Schlagartig war ich süchtig. Ich wollte mehr von diesen Erfolgserlebnissen, diesem Gefühl der Kontrolle, des selbstsicheren Schwebens über dem Boden. Ich hatte schon immer einen Hang zum Exzessiven. Wenn mir etwas Spaß machte, dann liebte ich es und konnte nicht genug davon kriegen. Wenn ich etwas nicht mochte, verabscheute ich es gleichsam. Als kleiner Junge baute ich ununterbrochen Lego, später spielte ich nächtelang Computer, was mich irgendwann sogar meine erste Beziehung kostete.
Aber mit dem Balancieren war es anders. Hier wurde jede Minute, die ich mich dieser positiven Sucht hingab, mit mehr Selbstbewusstsein und einem bleibenden Glücksgefühl belohnt. Während all die anderen Hobbies, die ich bis dahin ausprobiert hatte – von Skateboarden über alle möglichen Musikinstrumente bis hin zu Fußball- und Basketball – mich nicht lange begeistern konnten, fühlte ich beim Slacklinen zum allerersten Mal: »Das ist mein Ding. Dabei bleibe ich.«
Meine erste Highline ging über die gute alte Wolfsschlucht in der Nähe von Rosenheim, unserem Homespot, wo meine Freunde und ich sowie ein großer Haufen talentierten Nachwuchses auch heute noch, 13 Jahre später, regelmäßig trainieren. Damals war es allerdings noch kein so entspanntes Vergnügen. Kaum tat sich unter mir der Abgrund auf, wollte mein Körper nicht mehr auf mich hören. Ich war schweißgebadet vor Angst, blass im Gesicht und schaffte keinen einzigen Schritt in der Höhe, obwohl ich dieselbe Distanz, ungefähr 20 Meter, knapp über dem Boden schon laufen konnte.
Meinen Freunden ging es genauso, selbst den erfahrenen Kletterern Julian und Julius. Aber wieso eigentlich? Es konnte doch faktisch nichts passieren. Wir waren gesichert, trugen unseren Klettergurt und unsere Leash. Nach jedem mini-bungee-jump-artigen Sturz ins Sicherungsseil, von denen wir nicht wenige hatten, mussten wir uns einfach nur wieder hochziehen.

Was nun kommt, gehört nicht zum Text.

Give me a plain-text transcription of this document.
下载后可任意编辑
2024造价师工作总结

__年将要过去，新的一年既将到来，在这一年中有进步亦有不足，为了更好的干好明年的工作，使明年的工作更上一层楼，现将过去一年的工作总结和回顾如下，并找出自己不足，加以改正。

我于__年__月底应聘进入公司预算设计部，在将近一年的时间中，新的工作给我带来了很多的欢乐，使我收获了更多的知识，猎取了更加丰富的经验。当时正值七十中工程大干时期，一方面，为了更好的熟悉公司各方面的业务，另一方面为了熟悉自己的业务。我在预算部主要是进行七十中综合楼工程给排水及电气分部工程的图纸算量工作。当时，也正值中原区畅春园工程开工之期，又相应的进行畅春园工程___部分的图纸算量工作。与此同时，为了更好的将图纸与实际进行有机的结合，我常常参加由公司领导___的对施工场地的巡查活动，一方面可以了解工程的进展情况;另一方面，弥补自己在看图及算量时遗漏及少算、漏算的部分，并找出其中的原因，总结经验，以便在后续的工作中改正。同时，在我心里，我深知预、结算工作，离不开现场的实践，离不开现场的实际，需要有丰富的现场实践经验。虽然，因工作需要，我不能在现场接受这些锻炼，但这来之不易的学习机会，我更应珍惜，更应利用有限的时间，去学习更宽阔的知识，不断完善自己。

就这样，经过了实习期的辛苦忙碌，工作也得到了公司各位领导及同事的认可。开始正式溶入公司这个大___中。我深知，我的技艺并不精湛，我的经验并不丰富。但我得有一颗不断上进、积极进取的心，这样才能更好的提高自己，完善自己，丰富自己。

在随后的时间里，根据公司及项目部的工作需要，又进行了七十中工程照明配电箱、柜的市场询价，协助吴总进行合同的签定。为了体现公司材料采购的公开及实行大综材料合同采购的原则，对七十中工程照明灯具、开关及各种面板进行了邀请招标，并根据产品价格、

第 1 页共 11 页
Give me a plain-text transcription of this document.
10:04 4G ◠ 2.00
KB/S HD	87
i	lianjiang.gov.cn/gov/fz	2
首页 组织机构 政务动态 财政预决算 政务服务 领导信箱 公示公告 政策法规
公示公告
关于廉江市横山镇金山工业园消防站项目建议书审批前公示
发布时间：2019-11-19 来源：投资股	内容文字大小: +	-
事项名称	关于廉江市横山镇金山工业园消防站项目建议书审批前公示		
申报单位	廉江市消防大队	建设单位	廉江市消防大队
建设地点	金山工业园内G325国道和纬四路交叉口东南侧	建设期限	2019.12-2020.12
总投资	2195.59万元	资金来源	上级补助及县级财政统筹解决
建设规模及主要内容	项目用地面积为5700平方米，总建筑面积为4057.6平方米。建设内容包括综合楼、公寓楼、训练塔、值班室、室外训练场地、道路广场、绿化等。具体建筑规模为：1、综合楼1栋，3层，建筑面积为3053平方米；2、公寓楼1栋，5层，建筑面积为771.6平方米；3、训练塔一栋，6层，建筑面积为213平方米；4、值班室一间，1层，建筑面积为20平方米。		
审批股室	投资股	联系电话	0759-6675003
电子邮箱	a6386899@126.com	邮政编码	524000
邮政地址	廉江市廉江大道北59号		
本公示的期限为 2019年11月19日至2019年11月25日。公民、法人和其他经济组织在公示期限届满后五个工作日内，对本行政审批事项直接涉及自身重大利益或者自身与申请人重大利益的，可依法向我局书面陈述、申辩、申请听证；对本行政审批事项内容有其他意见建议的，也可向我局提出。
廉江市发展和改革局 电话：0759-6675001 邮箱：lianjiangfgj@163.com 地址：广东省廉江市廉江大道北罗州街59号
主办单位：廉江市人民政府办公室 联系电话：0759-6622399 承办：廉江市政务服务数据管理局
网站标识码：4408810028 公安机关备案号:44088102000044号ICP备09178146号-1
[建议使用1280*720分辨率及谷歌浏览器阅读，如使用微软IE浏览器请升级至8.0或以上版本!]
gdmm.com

Zumindest ist das meistens so mit der Sicherung – aber dazu später mehr.
Warum hatten wir also solche Angst? Nun ja, dieses eher neuartige Konzept des Sicherungsseils muss man erstmal seinem Kopf erklären. Der Kopf sieht einfach nur einen Abgrund und lässt sofort alle Alarmglocken läuten. Und das ist eigentlich gut so. Angst hat schließlich einen Jahrmillionen alten, evolutionären Sinn, sie warnt uns und hält uns davon ab, zu große Risiken einzugehen. Gleichzeitig mobilisiert sie ungeahnte Kräfte, sei es zur Abwehr oder zur Flucht. Bei jedem Menschen sind die natürlichen Urängste unterschiedlich stark ausgeprägt.
Ich für meinen Teil habe wahnsinnige Angst vor weitem Wasser oder Tauchen in der Tiefe. Die Vorstellung, ich müsste auf offenem Meer von einem Boot nur zehn Meter weit zu einem anderen schwimmen oder gar unter einem Boot durchtauchen, lässt mir eiskalte Schauer den Rücken herunterlaufen.
Genauso habe ich mich auch bei meiner ersten Highline gefühlt.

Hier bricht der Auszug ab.